Au printemps 2023, Siam Spencer, journaliste indépendante, emménage à Nice pour une opportunité professionnelle. Face aux prix élevés des loyers en centre-ville, la jeune femme décide de louer un appartement en colocation dans le quartier des Moulins, connu pour héberger “La Laverie”, l’un des plus gros points de deal des Alpes-Maritimes. La réputation du lieu, considéré comme un “quartier sensible”, ne l’impressionne pas. Pendant plusieurs mois, la journaliste assiste, en direct, au fonctionnement du point de deal situé à quelques mètres de chez elle. En allant faire ses courses, elle passe devant ces “petites mains” du réseau, parfois âgées de 12, 13 ou 14 ans, qui guettent la police ou servent des clients “de tous âges et de toutes catégories socioprofessionnelles”.

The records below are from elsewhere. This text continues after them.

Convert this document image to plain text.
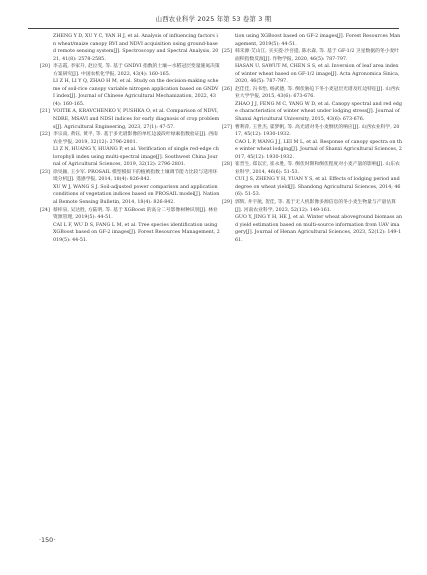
山西农业科学 2025 年第 53 卷第 3 期
ZHENG Y D, XU Y C, YAN H J, et al. Analysis of influencing factors in wheat/maize canopy RVI and NDVI acquisition using ground-based remote sensing system[J]. Spectroscopy and Spectral Analysis, 2021, 41(8): 2578-2585.
[20] 李志霞, 李家升, 赵泣雯, 等. 基于 GNDVI 指数的土壤—水稻冠层变量施氮决策方案研究[J]. 中国农机化学报, 2022, 43(4): 160-165.
LI Z H, LI Y Q, ZHAO H M, et al. Study on the decision-making scheme of soil-rice canopy variable nitrogen application based on GNDVI index[J]. Journal of Chinese Agricultural Mechanization, 2022, 43(4): 160-165.
[21] VOITIK A, KRAVCHENKO V, PUSHKA O, et al. Comparison of NDVI, NDRE, MSAVI and NDSI indices for early diagnosis of crop problems[J]. Agricultural Engineering, 2023, 27(1): 47-57.
[22] 李宗南, 黄钰, 黄平, 等. 基于多光谱影像的单红边波段叶绿素指数验证[J]. 西南农业学报, 2019, 32(12): 2796-2801.
LI Z N, HUANG Y, HUANG P, et al. Verification of single red-edge chlorophyll index using multi-spectral image[J]. Southwest China Journal of Agricultural Sciences, 2019, 32(12): 2796-2801.
[23] 徐旻颖, 王少军. PROSAIL 模型模拟下的植被指数土壤调节能力比较与适用环境分析[J]. 遥感学报, 2014, 18(4): 826-842.
XU W J, WANG S J. Soil-adjusted power comparison and application conditions of vegetation indices based on PROSAIL model[J]. National Remote Sensing Bulletin, 2014, 18(4): 826-842.
[24] 蔡梓泉, 吴达胜, 方陆明, 等. 基于 XGBoost 的高分二号影像树种识别[J]. 林业资源管理, 2019(5): 44-51.
CAI L F, WU D S, FANG L M, et al. Tree species identification using XGBoost based on GF-2 images[J]. Forest Resources Management, 2019(5): 44-51.
tion using XGBoost based on GF-2 images[J]. Forest Resources Management, 2019(5): 44-51.
[25] 韩禾源·艾山江, 买买提·沙吾提, 陈水森, 等. 基于 GF-1/2 卫星数据的冬小麦叶面积指数反演[J]. 作物学报, 2020, 46(5): 787-797.
HASAN U, SAWUT M, CHEN S S, et al. Inversion of leaf area index of winter wheat based on GF-1/2 image[J]. Acta Agronomica Sinica, 2020, 46(5): 787-797.
[26] 赵佳佳, 冯书怡, 杨武德, 等. 倒伏胁迫下冬小麦冠层光谱及红边特征[J]. 山西农业大学学报, 2015, 43(6): 673-676.
ZHAO J J, FENG M C, YANG W D, et al. Canopy spectral and red edge characteristics of winter wheat under lodging stress[J]. Journal of Shanxi Agricultural University, 2015, 43(6): 673-676.
[27] 曹利萍, 王世杰, 霍梦帆, 等. 高光谱对冬小麦倒伏的响应[J]. 山西农业科学, 2017, 45(12): 1930-1932.
CAO L P, WANG J J, LEI M L, et al. Response of canopy spectra on the winter wheat lodging[J]. Journal of Shanxi Agricultural Sciences, 2017, 45(12): 1930-1932.
[28] 崔晋生, 郑以宏, 崔永胜, 等. 倒伏时期和倒伏程度对小麦产量的影响[J]. 山东农业科学, 2014, 46(6): 51-53.
CUI J S, ZHENG Y H, YUAN Y S, et al. Effects of lodging period and degree on wheat yield[J]. Shandong Agricultural Sciences, 2014, 46(6): 51-53.
[29] 郭辉, 井宇航, 贺佳, 等. 基于无人机影像多源信息的冬小麦生物量与产量估算[J]. 河南农业科学, 2023, 52(12): 149-161.
GUO Y, JING Y H, HE J, et al. Winter wheat aboveground biomass and yield estimation based on multi-source information from UAV imagery[J]. Journal of Henan Agricultural Sciences, 2023, 52(12): 149-161.
·150·
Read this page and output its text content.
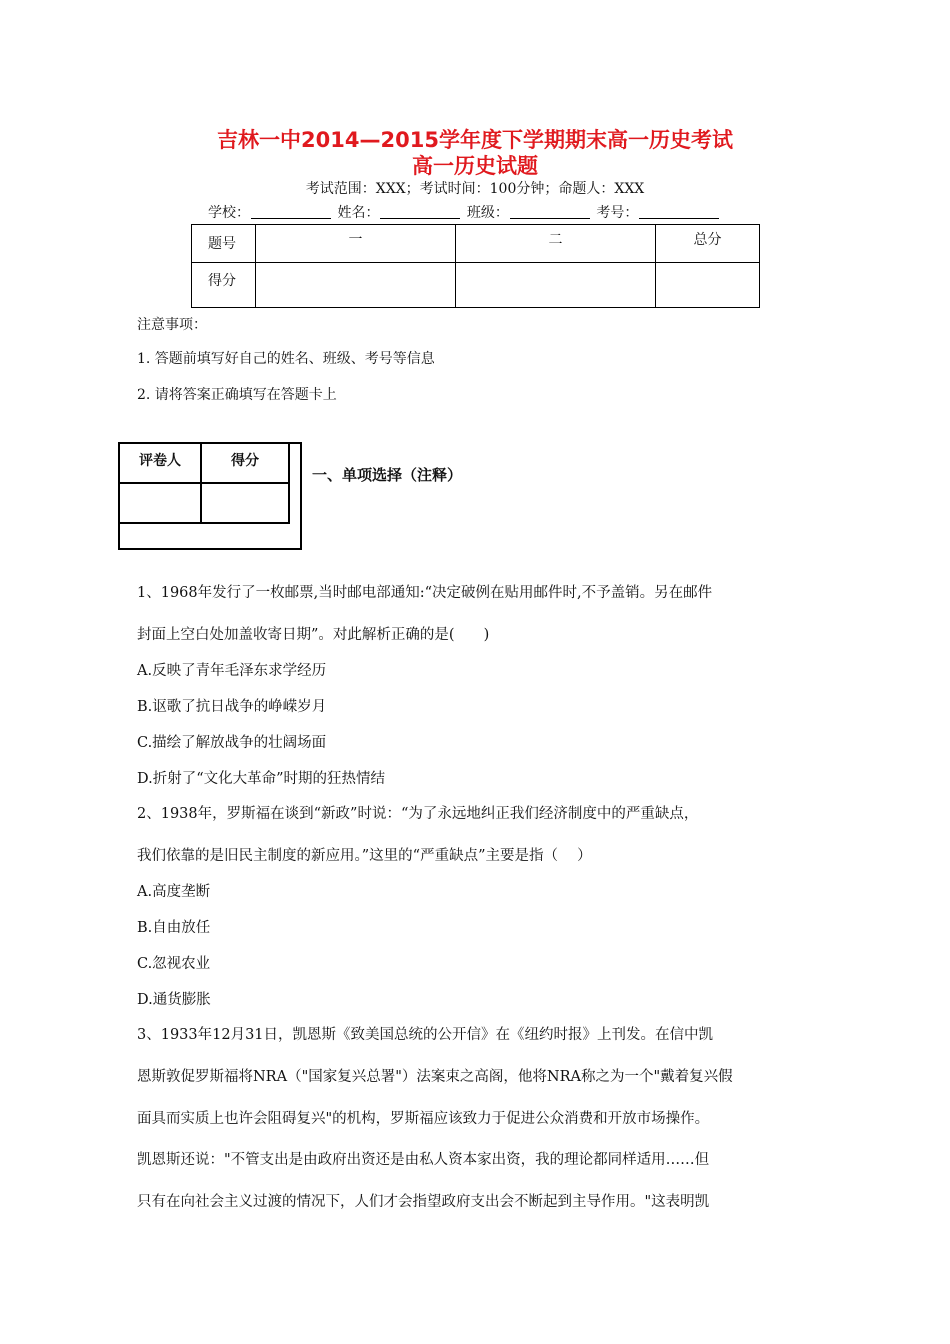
吉林一中2014—2015学年度下学期期末高一历史考试
高一历史试题
考试范围：XXX；考试时间：100分钟；命题人：XXX
学校：	姓名：	班级：	考号：
题号	一	二	总分
得分			
注意事项：
1. 答题前填写好自己的姓名、班级、考号等信息
2. 请将答案正确填写在答题卡上
评卷人	得分

一、单项选择（注释）
1、1968年发行了一枚邮票,当时邮电部通知:“决定破例在贴用邮件时,不予盖销。另在邮件
封面上空白处加盖收寄日期”。对此解析正确的是(　　)
A.反映了青年毛泽东求学经历
B.讴歌了抗日战争的峥嵘岁月
C.描绘了解放战争的壮阔场面
D.折射了“文化大革命”时期的狂热情结
2、1938年，罗斯福在谈到“新政”时说：“为了永远地纠正我们经济制度中的严重缺点，
我们依靠的是旧民主制度的新应用。”这里的“严重缺点”主要是指（　 ）
A.高度垄断
B.自由放任
C.忽视农业
D.通货膨胀
3、1933年12月31日，凯恩斯《致美国总统的公开信》在《纽约时报》上刊发。在信中凯
恩斯敦促罗斯福将NRA（"国家复兴总署"）法案束之高阁，他将NRA称之为一个"戴着复兴假
面具而实质上也许会阻碍复兴"的机构，罗斯福应该致力于促进公众消费和开放市场操作。
凯恩斯还说："不管支出是由政府出资还是由私人资本家出资，我的理论都同样适用……但
只有在向社会主义过渡的情况下，人们才会指望政府支出会不断起到主导作用。"这表明凯
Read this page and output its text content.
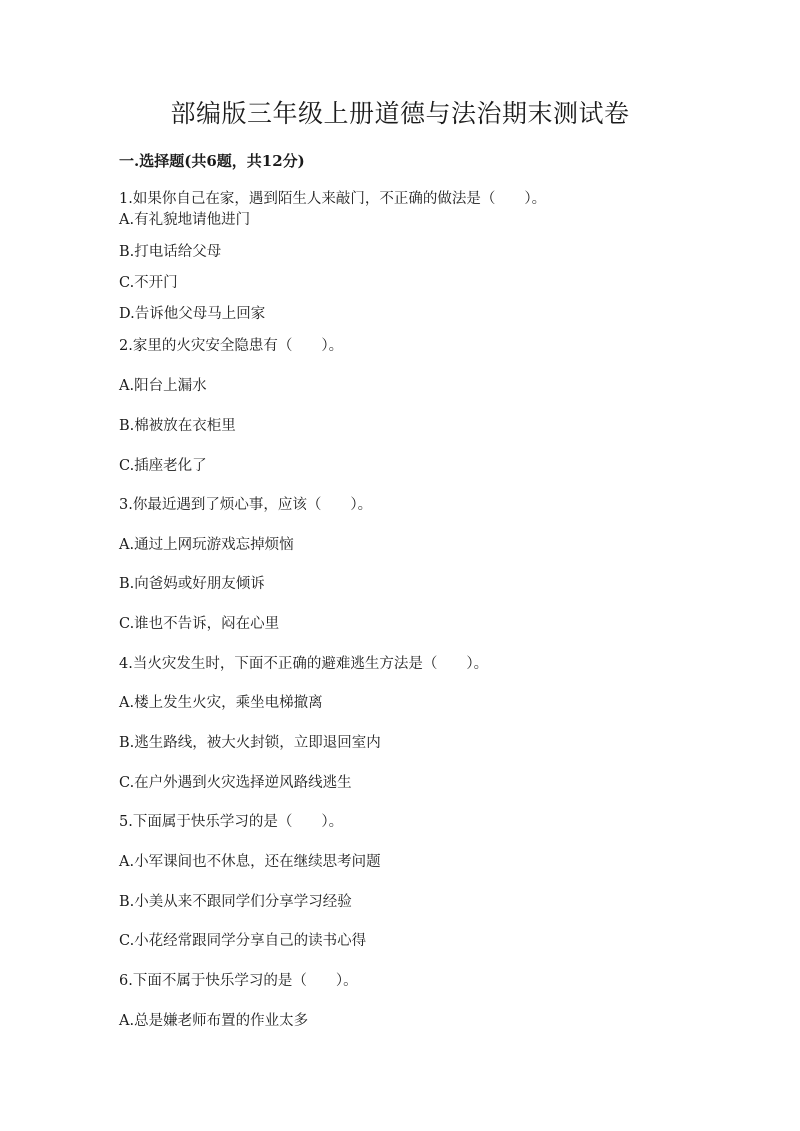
部编版三年级上册道德与法治期末测试卷
一.选择题(共6题，共12分)

1.如果你自己在家，遇到陌生人来敲门，不正确的做法是（　　）。

A.有礼貌地请他进门

B.打电话给父母

C.不开门

D.告诉他父母马上回家

2.家里的火灾安全隐患有（　　）。

A.阳台上漏水

B.棉被放在衣柜里

C.插座老化了

3.你最近遇到了烦心事，应该（　　）。

A.通过上网玩游戏忘掉烦恼

B.向爸妈或好朋友倾诉

C.谁也不告诉，闷在心里

4.当火灾发生时，下面不正确的避难逃生方法是（　　）。

A.楼上发生火灾，乘坐电梯撤离

B.逃生路线，被大火封锁，立即退回室内

C.在户外遇到火灾选择逆风路线逃生

5.下面属于快乐学习的是（　　）。

A.小军课间也不休息，还在继续思考问题

B.小美从来不跟同学们分享学习经验

C.小花经常跟同学分享自己的读书心得

6.下面不属于快乐学习的是（　　）。

A.总是嫌老师布置的作业太多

Depuis son appartement, elle observe le jeu “du chat et de la souris” entre les forces de l’ordre et les trafiquants, la lassitude des habitants, l’insalubrité du quartier, la violence du quotidien. Puis décide d’écrire un livre, qui paraît ce 14 novembre aux éditions Robert Laffont. Dans La Laverie, Siam Spencer décrit ainsi ses réveils au son des rafales de kalachnikov, le deal devenu banal, l’abandon des politiques publiques, le piège du recrutement par les trafiquants et l’influence, omniprésente et exponentielle, “du réseau”. Entretien.

L’Express : Dès le premier chapitre de votre livre, vous évoquez le quotidien teinté de violence que vous avez observé aux Moulins, en décrivant notamment les rafales qui vous réveillent dès votre première nuit dans l’appartement. Comment cette violence s’est-elle installée dans le quartier, et quel est son impact dans le quotidien des habitants ?

Siam Spencer : Cette violence est à la fois très choquante et insidieuse. Mon premier réveil est très marquant, parce que je suis réveillée pour la première fois de ma vie par ces fameux coups de feu. Je me souviens de ce que j’ai ressenti à chaque seconde, l’instant est figé dans ma mémoire, il y a un côté presque traumatique. Je me suis d’abord dit qu’il fallait que je sorte, pour aider d’éventuels blessés. En fait, les gens dehors étaient pour la plupart sereins. Il y a alors eu ce basculement dans ma tête, quand j’ai compris que si personne ne paniquait, il ne fallait pas que je panique non plus – d’une certaine manière, il fallait considérer que c’était “normal”.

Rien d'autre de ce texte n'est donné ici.